También esto pasará (This Will Also Pass)
Milena Busquets
Anagrama, 2015, 179 pg
I go back and forth on this book, and have done it for a while. And still I can’t quite decide what I think of it. At times it is the story of a woman grieving for her difficult mother and at others its a wandering tale of self discovery, each of which are intertwined and form an analysis of the narrator. A wildly successful book in its 6th printing (when I bought it), También esto pasará is a short book whose brevity is at first charming, then later, disappointing.
Blanca, the narrator, has lost her mother recently. It is a profound loss, one that marks her narration with pain and a longing for a time past. She describes it in a resonant detail, finding in the ordinary, the smell of her mother in her sweater, for example, traces to a woman who is no longer there. It is both a chance to find solace and loss. Blanca is also willing to describe more than the safe notes of grief. In one passage she notes,
Que yo sepa, lo único que no da resaca y que disipa momoentáneamente la muerte—también la vida—es el sexo.

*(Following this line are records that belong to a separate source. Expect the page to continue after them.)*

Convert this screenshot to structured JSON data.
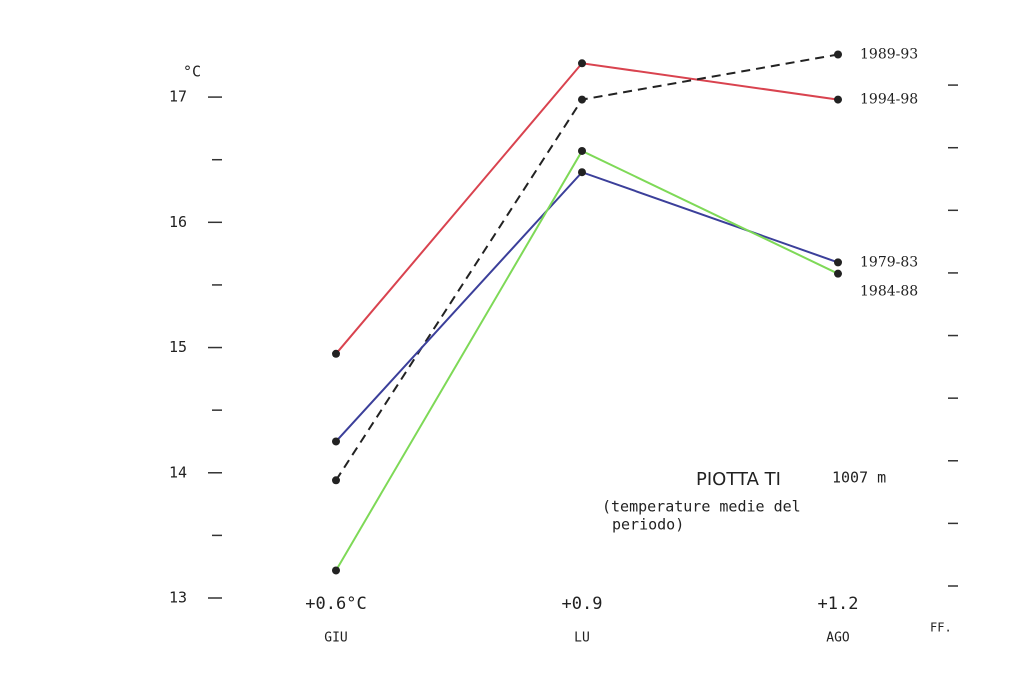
{
  "chart_data": {
    "type": "line",
    "y_unit": "°C",
    "categories": [
      "GIU",
      "LU",
      "AGO"
    ],
    "category_notes": [
      "+0.6°C",
      "+0.9",
      "+1.2"
    ],
    "series": [
      {
        "name": "1994-98",
        "color": "#d9434f",
        "dashed": false,
        "values": [
          14.95,
          17.27,
          16.98
        ]
      },
      {
        "name": "1989-93",
        "color": "#222222",
        "dashed": true,
        "values": [
          13.94,
          16.98,
          17.34
        ]
      },
      {
        "name": "1979-83",
        "color": "#3b3f9a",
        "dashed": false,
        "values": [
          14.25,
          16.4,
          15.68
        ]
      },
      {
        "name": "1984-88",
        "color": "#7ed957",
        "dashed": false,
        "values": [
          13.22,
          16.57,
          15.59
        ]
      }
    ],
    "ylim": [
      13,
      17.4
    ],
    "yticks": [
      13,
      14,
      15,
      16,
      17
    ],
    "minor_yticks": [
      13.5,
      14.5,
      15.5,
      16.5
    ],
    "annotation": {
      "station": "PIOTTA TI",
      "altitude": "1007 m",
      "lines": [
        "(temperature medie del",
        "periodo)"
      ]
    },
    "signature": "FF."
  }
}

I know the only thing that doesn’t give you a hangover and momentarily relives the pain of death—and life—is sex.
She has an outlook that is both irreverent, but also longing for a closeness, whether with her mother or an old love, that does not exist. In this balancing act, Busquets creates a character who can describe how the loss permeates everything around her.
Unfortunately, Blanca decides to take a trip to the Catalan coast where her family has a house. She brings her family, and one of her exes. The journey itself is not at issue, but the seeming lack of motion. When she’s in Barcelona she’s exploring the past. On the coast she sits still and the explorations seem to stop. Instead, the banal life of the coast overtakes one and leave her in a state where she spends time with old lovers, makes new friends. None of it amounts to much in terms of action or insight. At best it is a return to the normal.
Ultimately, we come back to where I started: a mixed review. Busquets is unable to sustain Blanca’s irreverent and searching tone. Perhaps more development of the later part of the novel would help, but Busquets seems to have been unable to resolve a story that never has a true end: grief. It’s a challenge she handles well at first, but as the need for resolution comes can’t find the right touch.